8. Professor Elna Buys – Dean of Sciences, Stellenbosch University
Professor Elna Buys is the Dean of Sciences at Stellenbosch University and a STEM activist. She has extensive experience in academics and research. She has published numerous papers, supervised many doctorates and served on various editorial boards. Her research interest lies in the fields of animal nutrition, genetics and health. Additionally, she is an ambassador for STEM and actively participates in the advancement and promotion of the subject. She believes in the importance of improving and expanding the STEM curriculum, paving the way for positive social change. She is an inspiration to many and is deeply committed to enriching the lives in her community through her work.
9. Prof. Linda-Gail Bekker – Deputy Director of the Desmond Tutu HIV Centre, University of Cape Town
Prof. Linda-Gail Bekker is a distinguished HIV clinician and researcher and STEM activist. She is the Deputy Director of the Desmond Tutu HIV Centre at the University of Cape Town. Her research focuses on effective treatments and prevention strategies for HIV. She also works to reduce stigma and discrimination of people living with HIV. Furthermore, she is passionate about girls and women in STEM and inspiring young people, especially girls, to pursue careers in STEM-related fields.
10. Dr. Ndivhuwo Mukhali – Director of the Department of Science and Technology Programmes, University of Venda
Dr. Ndivhuwo Mukhali is the Director of the Department of Science and Technology Programmes at the University of Venda in South Africa. She is a passionate advocate for STEM (Science, Technology, Engineering, and Mathematics) education and research in Africa. She is a founding member of the African Women in Science and Technology AfriWise network and has been involved in promoting gender equality in STEM research and education in her home country. Dr. Mukhali also promotes initiatives that bring about greater awareness and potential for innovation through inspiring young African women to pursue STEM-related endeavors. She believes that investing in science and technology gives African countries the power to create more vibrant and sustainable economies.
11. Dr. Motshidisi Pascalina Raipele – Head of the Department of Mathematics and Applied Mathematics, University of Venda
Dr. Raipele is an accomplished mathematician and Head of the Department of Mathematics and Applied Mathematics at the University of Venda. She pursues a passion for access to STEM education, believing that mathematics and science have the potential to revolutionise the lives of Africans. She is an active STEM advocate, advocating for greater access to STEM education and opportunities, particularly for young women and girls. She actively works to increase the number of African women in STEM fields, whilst striving to increase the diversity of the mathematics and science curriculum. She is an inspirational leader and a passionate advocate for women and girls in STEM education and leadership roles.

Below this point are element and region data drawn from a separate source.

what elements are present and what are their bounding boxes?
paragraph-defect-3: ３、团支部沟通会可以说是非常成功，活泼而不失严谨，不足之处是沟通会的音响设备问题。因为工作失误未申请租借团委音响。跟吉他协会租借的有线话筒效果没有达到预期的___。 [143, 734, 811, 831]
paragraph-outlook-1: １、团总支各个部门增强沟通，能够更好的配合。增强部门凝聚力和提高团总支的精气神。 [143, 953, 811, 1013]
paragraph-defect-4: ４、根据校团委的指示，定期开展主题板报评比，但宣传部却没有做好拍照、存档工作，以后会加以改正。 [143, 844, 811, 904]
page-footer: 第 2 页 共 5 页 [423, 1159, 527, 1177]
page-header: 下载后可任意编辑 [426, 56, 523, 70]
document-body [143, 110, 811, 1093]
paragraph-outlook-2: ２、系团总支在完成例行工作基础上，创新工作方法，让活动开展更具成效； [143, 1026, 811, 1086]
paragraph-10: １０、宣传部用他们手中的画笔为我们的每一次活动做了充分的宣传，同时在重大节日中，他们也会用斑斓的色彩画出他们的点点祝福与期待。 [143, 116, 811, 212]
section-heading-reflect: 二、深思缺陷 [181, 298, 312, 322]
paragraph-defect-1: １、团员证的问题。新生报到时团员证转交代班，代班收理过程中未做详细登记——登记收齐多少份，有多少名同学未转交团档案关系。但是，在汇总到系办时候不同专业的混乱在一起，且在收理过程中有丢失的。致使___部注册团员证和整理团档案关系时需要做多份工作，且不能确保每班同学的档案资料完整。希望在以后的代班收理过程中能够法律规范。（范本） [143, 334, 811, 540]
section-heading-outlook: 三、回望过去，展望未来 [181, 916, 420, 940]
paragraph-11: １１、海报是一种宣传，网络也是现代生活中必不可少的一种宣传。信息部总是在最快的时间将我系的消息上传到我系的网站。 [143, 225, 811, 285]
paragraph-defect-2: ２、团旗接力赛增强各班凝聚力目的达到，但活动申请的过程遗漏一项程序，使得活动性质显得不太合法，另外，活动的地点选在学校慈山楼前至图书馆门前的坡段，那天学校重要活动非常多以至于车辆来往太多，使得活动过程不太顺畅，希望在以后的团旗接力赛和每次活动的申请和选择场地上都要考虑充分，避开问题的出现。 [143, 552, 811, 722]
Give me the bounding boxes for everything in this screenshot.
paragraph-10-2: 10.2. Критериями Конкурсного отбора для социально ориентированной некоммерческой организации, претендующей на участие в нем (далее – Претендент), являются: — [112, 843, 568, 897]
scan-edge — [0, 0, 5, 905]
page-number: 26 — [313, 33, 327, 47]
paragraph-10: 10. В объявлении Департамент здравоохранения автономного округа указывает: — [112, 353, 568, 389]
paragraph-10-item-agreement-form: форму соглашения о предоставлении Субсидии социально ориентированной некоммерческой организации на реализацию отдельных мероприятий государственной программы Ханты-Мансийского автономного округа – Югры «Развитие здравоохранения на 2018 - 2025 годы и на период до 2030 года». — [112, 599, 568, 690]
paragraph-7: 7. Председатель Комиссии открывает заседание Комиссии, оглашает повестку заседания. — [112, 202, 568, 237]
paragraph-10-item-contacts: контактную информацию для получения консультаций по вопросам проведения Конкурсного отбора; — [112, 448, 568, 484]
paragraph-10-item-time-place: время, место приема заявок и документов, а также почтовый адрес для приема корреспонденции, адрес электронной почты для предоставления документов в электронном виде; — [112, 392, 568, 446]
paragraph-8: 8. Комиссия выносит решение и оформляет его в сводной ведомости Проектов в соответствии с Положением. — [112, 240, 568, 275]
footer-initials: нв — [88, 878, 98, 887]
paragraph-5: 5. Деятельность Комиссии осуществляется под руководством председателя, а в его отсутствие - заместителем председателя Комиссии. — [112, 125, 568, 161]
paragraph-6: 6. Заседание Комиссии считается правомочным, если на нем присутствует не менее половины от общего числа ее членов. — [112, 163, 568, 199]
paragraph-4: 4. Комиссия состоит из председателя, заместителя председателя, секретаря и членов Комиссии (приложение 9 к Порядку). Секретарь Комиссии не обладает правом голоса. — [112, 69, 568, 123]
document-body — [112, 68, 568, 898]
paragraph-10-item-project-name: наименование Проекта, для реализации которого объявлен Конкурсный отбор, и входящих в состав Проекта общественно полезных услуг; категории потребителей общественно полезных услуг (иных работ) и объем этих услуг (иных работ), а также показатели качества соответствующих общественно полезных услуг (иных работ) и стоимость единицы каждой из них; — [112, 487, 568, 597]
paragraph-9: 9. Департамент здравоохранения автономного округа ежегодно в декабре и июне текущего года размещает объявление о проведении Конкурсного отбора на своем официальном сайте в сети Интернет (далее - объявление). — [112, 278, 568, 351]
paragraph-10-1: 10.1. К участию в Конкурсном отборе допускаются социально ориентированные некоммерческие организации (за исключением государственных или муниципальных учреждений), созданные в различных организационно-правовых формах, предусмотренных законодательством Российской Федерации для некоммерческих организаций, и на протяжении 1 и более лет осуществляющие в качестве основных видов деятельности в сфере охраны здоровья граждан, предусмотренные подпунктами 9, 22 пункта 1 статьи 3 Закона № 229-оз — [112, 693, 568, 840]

12. Dr. Glenda Kruss – Director of the Council for Scientific and Industrial Research
Dr. Glenda Kruss is the Director of the Council for Scientific and Industrial Research and a passionate STEM activist. She has a strong background in engineering and has worked on a variety of projects and initiatives related to the advancement of STEM education in South Africa. She is a regular speaker at national and international events to promote gender equality and greater access to technology and scientific knowledge. Her pioneering work in science and technology has been recognised internationally and she is dedicated to helping build a strong science, technology and innovation system, with the ultimate aim of helping all South Africans to benefit from the opportunities that science and technology offer.